那么，人为制造的阻塞我们怎么切换协程呢？这里，我们又引入了一个新的对象Timeout

import time
import socket
from functools import partial
from select import epoll
poll = epoll()
handlers = dict()
scheduled_list = []
# 创建一个timeout_list
timeout_list = []
def fun():
 print("step1")
 sock = socket.socket()
 future = Future()
 def handler():
 future.set_done()
 add_handler(sock.fileno(), handler, READ)
 yield future
 print("step2")
 yield sleep(3)
 print("step3")
 yield 
def add_handler(fd, handler, events):
 handlers[fd] = handler
 poll.register(fd, events)
def sleep(sec):
 future = Future()
 timeout = Timeout(sec, future.set_done)
 timeout_list.append(timeout)
 return future
class Timeout(object):
 def __init__(self, timeout, callback):
 self.deadline = time.time() + timeout
 self.callback = callback
 def call(self):
 self.callback(None)
class Future(object):
 def __init__(self):
 self.callbacks = []
 self.value = None
 def add_callback(self, callback):
 self.callbacks.append(callback)
 def set_done(self, value):
 self.value = value
 for callback in self.callbacks:
 callback()
 def get_result(self):
 return self.value
class Handle(object):
 def __init__(self, gen):
 self.gen = gen
 def call(self):
 yielded = next(self.gen)
 if isinstance(yielded, Future):
 yielded.add_callback(partial(scheduled_list.append, self))
 else:
 scheduled_list.append(self)
def loop(*coroutines):
 scheduled_list.extend(Handle(c) for c in coroutines)
 while True:
 default_timeout = 10000
 deadline = time.time()
 for timeout in timeout_list[:]:
 if timeout.deadline <= deadline:
 timeout.call()
 timeout_list.remove(timeout)
 while scheduled_list:
 handle = scheduled_list.pop(0)
 handle.call()
 for timeout in timeout_list:
 wait_time = timeout.deadline - deadline
 if wait_time <= 0:
 wait_time = 0
 default_timeout = min(default_timeout, wait_time)
 if not scheduled_list and not timeout_list and not handlers:
 break
 # 等待描述符可操作
 events = poll.poll(default_timeout)
 while events:
 fd, event = events.popitem()
 handlers[fd]()
 poll.unregister(fd)
 del handlers[fd]
if __name__ == "__main__":
 loop(fun(), fun(), fun())

通过创建一个Timeout对象，我们在deadline时触发了其回调，使Future完成，从而完成了协程的切换。

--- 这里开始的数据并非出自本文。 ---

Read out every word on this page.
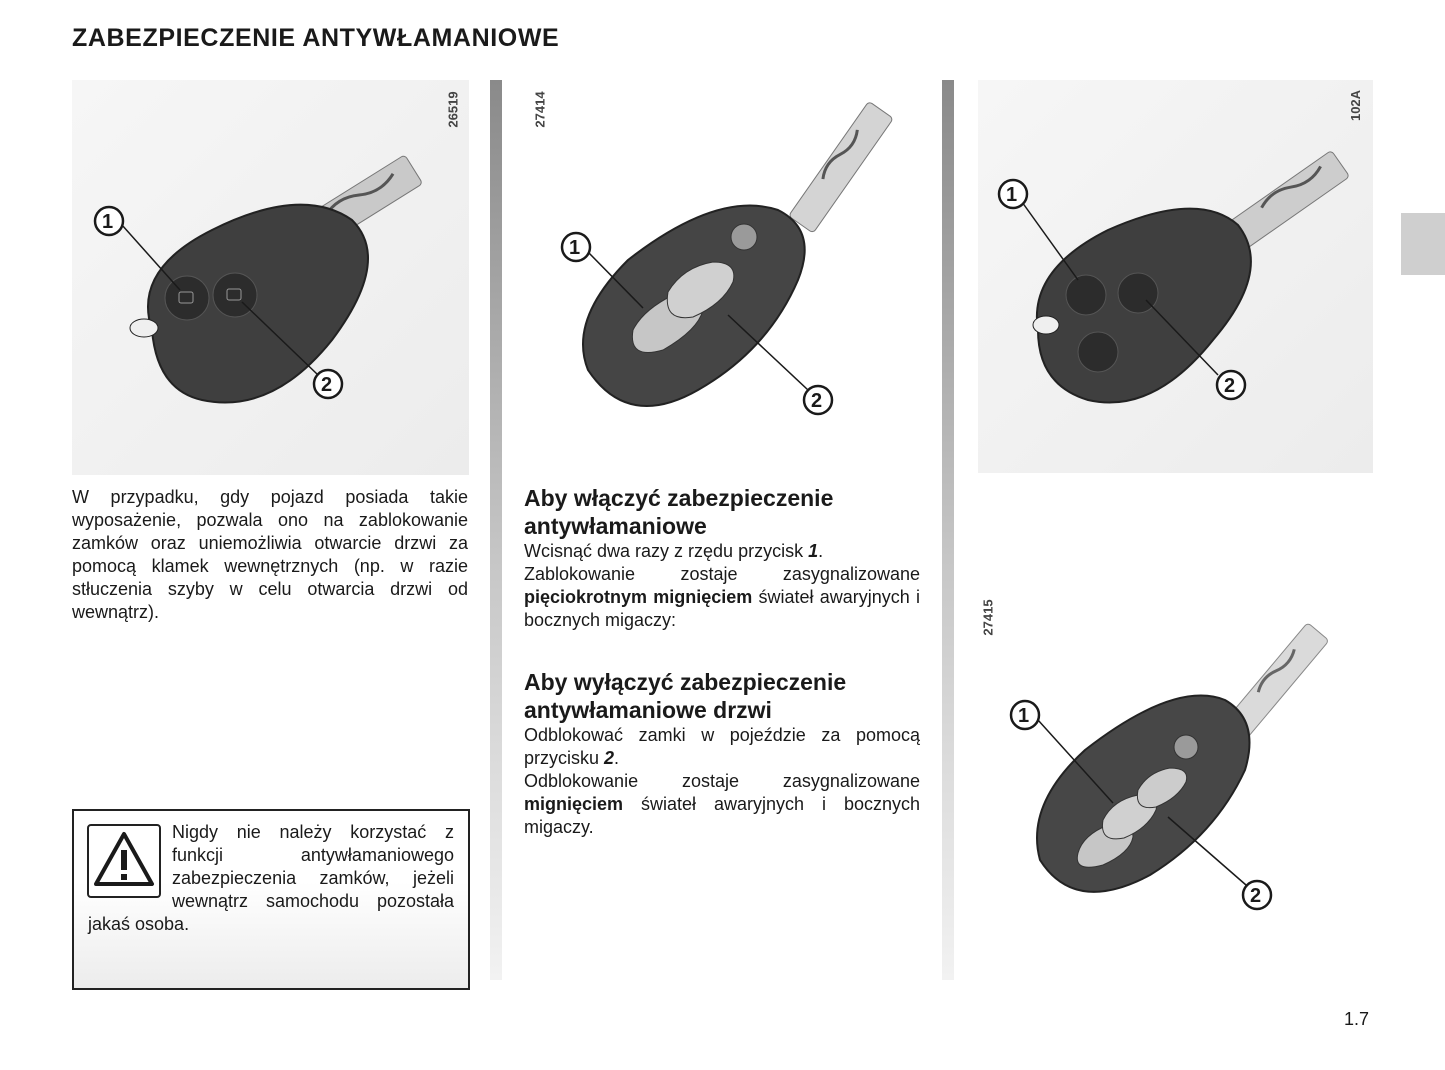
ZABEZPIECZENIE ANTYWŁAMANIOWE
1
2
26519
1
2
27414
1
2
102A
1
2
27415

W przypadku, gdy pojazd posiada takie wyposażenie, pozwala ono na zablokowanie zamków oraz uniemożliwia otwarcie drzwi za pomocą klamek wewnętrznych (np. w razie stłuczenia szyby w celu otwarcia drzwi od wewnątrz).

Nigdy nie należy korzystać z funkcji antywłamaniowego zabezpieczenia zamków, jeżeli wewnątrz samochodu pozostała jakaś osoba.

Aby włączyć zabezpieczenie
antywłamaniowe

Wcisnąć dwa razy z rzędu przycisk 1.

Zablokowanie zostaje zasygnalizowane pięciokrotnym mignięciem świateł awaryjnych i bocznych migaczy:

Aby wyłączyć zabezpieczenie
antywłamaniowe drzwi

Odblokować zamki w pojeździe za pomocą przycisku 2.

Odblokowanie zostaje zasygnalizowane mignięciem świateł awaryjnych i bocznych migaczy.

1.7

由以上两点，我们可以大致观察出一个规律，创建Future对象，切出协程，在合适的时机（如socket ready或到达deadline/timeout）让他完成，切入协程，这才是协程切换的关键所在，由此，我们可以使用Future来管理各种异步调用。

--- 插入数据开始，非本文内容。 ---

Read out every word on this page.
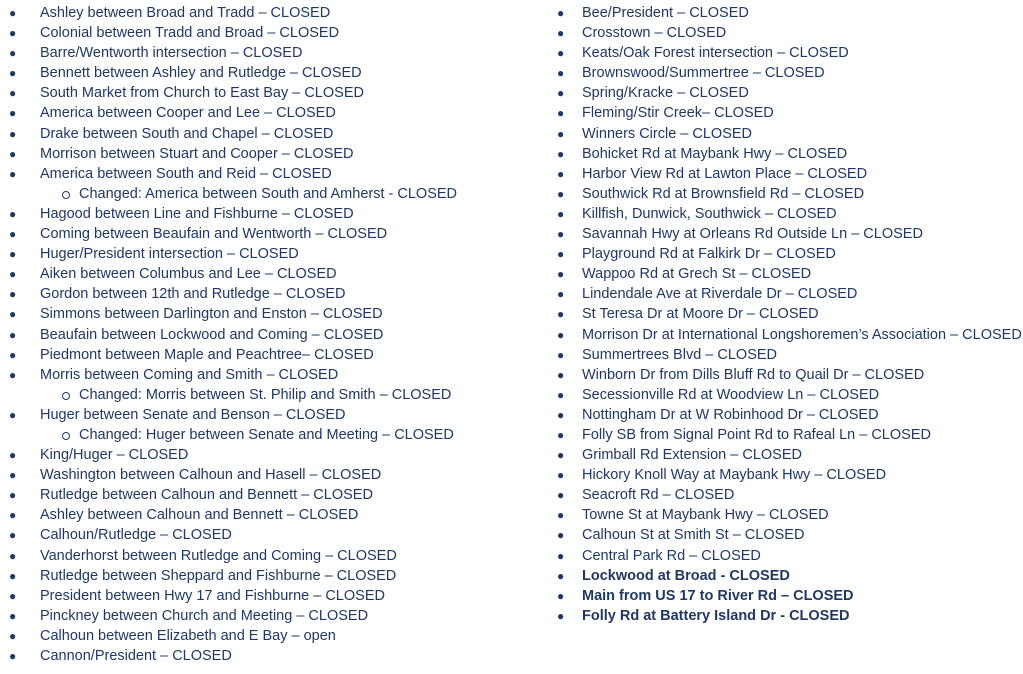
● Ashley between Broad and Tradd – CLOSED
● Colonial between Tradd and Broad – CLOSED
● Barre/Wentworth intersection – CLOSED
● Bennett between Ashley and Rutledge – CLOSED
● South Market from Church to East Bay – CLOSED
● America between Cooper and Lee – CLOSED
● Drake between South and Chapel – CLOSED
● Morrison between Stuart and Cooper – CLOSED
● America between South and Reid – CLOSED
Changed: America between South and Amherst - CLOSED
● Hagood between Line and Fishburne – CLOSED
● Coming between Beaufain and Wentworth – CLOSED
● Huger/President intersection – CLOSED
● Aiken between Columbus and Lee – CLOSED
● Gordon between 12th and Rutledge – CLOSED
● Simmons between Darlington and Enston – CLOSED
● Beaufain between Lockwood and Coming – CLOSED
● Piedmont between Maple and Peachtree– CLOSED
● Morris between Coming and Smith – CLOSED
Changed: Morris between St. Philip and Smith – CLOSED
● Huger between Senate and Benson – CLOSED
Changed: Huger between Senate and Meeting – CLOSED
● King/Huger – CLOSED
● Washington between Calhoun and Hasell – CLOSED
● Rutledge between Calhoun and Bennett – CLOSED
● Ashley between Calhoun and Bennett – CLOSED
● Calhoun/Rutledge – CLOSED
● Vanderhorst between Rutledge and Coming – CLOSED
● Rutledge between Sheppard and Fishburne – CLOSED
● President between Hwy 17 and Fishburne – CLOSED
● Pinckney between Church and Meeting – CLOSED
● Calhoun between Elizabeth and E Bay – open
● Cannon/President – CLOSED
● Bee/President – CLOSED
● Crosstown – CLOSED
● Keats/Oak Forest intersection – CLOSED
● Brownswood/Summertree – CLOSED
● Spring/Kracke – CLOSED
● Fleming/Stir Creek– CLOSED
● Winners Circle – CLOSED
● Bohicket Rd at Maybank Hwy – CLOSED
● Harbor View Rd at Lawton Place – CLOSED
● Southwick Rd at Brownsfield Rd – CLOSED
● Killfish, Dunwick, Southwick – CLOSED
● Savannah Hwy at Orleans Rd Outside Ln – CLOSED
● Playground Rd at Falkirk Dr – CLOSED
● Wappoo Rd at Grech St – CLOSED
● Lindendale Ave at Riverdale Dr – CLOSED
● St Teresa Dr at Moore Dr – CLOSED
● Morrison Dr at International Longshoremen’s Association – CLOSED
● Summertrees Blvd – CLOSED
● Winborn Dr from Dills Bluff Rd to Quail Dr – CLOSED
● Secessionville Rd at Woodview Ln – CLOSED
● Nottingham Dr at W Robinhood Dr – CLOSED
● Folly SB from Signal Point Rd to Rafeal Ln – CLOSED
● Grimball Rd Extension – CLOSED
● Hickory Knoll Way at Maybank Hwy – CLOSED
● Seacroft Rd – CLOSED
● Towne St at Maybank Hwy – CLOSED
● Calhoun St at Smith St – CLOSED
● Central Park Rd – CLOSED
● Lockwood at Broad - CLOSED
● Main from US 17 to River Rd – CLOSED
● Folly Rd at Battery Island Dr - CLOSED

如，我们在python编码时遇到了一个计算密集型的函数，由于python单进程无法利用多核，我们可以创建一个子进程来处理计算，同时关联到一个Future中：

def fun():
 print("step1")
 sock = socket.socket()
 future = Future()
 def handler():
 future.set_done()
 add_handler(sock.fileno(), handler, READ)
 yield future
 print("step2")
 yield sleep(3)
 print("step3")
 future = Future() 
 from multiprocessing import Process
 Process(target=long_time_call, args=(future, )).start()
 yield future
def long_time_call(future):
 #...
 future.set_done()

当协程执行到第三步时，遇到了长时间运行的函数调用，我们创建了一个Future，关联到一个子进程中，并在子进程完成时设置future完成，在子进程完成之前，父进程已完成协程的切出，将执行权交给其它协程执行。

这个地方遗漏了一个细节，当没有其它协程可以执行时，epoll会被设置成超时时间=10000，因而陷入到长时间的睡眠中，而子进程完成后需要切入协程，但父进程已经被epoll阻塞掉，如何唤醒主进程继续执行该协程呢？业界通用的做法是，创建一个管道，在切出协程时让epoll监听读fd，子进程完成后，往管道中写入一个字符，epoll监听的读fd 马上变成ready，因此epoll解除阻塞，事件循环得以继续执行。

当然，异步调用不仅仅可以使用子进程，子线程、远程计算框架都可以通过这种方式执行。

讲到这里，大家应该基本明白了一个协程函数是如何工作的了。下表可帮助我们从线程的角度理解协程

上面的表格表述线程和协程的一一对应关系，最后一栏可能还需要举例解释一下：

我们知道一个线程执行过程中，会嵌套调用多个函数，如：

def foo():
 print("in foo")
 
 
def bar():
 print("in bar")
def fun():
 bar()
 foo()
 
if __name__ == "__main__":
 fun()

那么生成器如何嵌套调用呢？python3.4之前，嵌套的生成器只能这么使用：

def foo():
 print("in foo")
 yield
def bar():
 print("in bar")
 yield
def fun():
 for i in bar():
 yield i
 for i in foo():
 yield i
if __name__ == "__main__":
 for i in fun():
 pass

python3.4之后引入了新的语法糖yield from，简化了调用方式：

def foo():
 print("in foo")
 yield
def bar():
 print("in bar")
 yield
def fun():
 yield from bar()
 yield from foo()
 
if __name__ == "__main__":
 for i in fun():
 pass

yield from可以驱动子生成器，来逐一返回子生成器中的值，将嵌套的生成器打平。值得一提的是，yield from才是await的真实身份。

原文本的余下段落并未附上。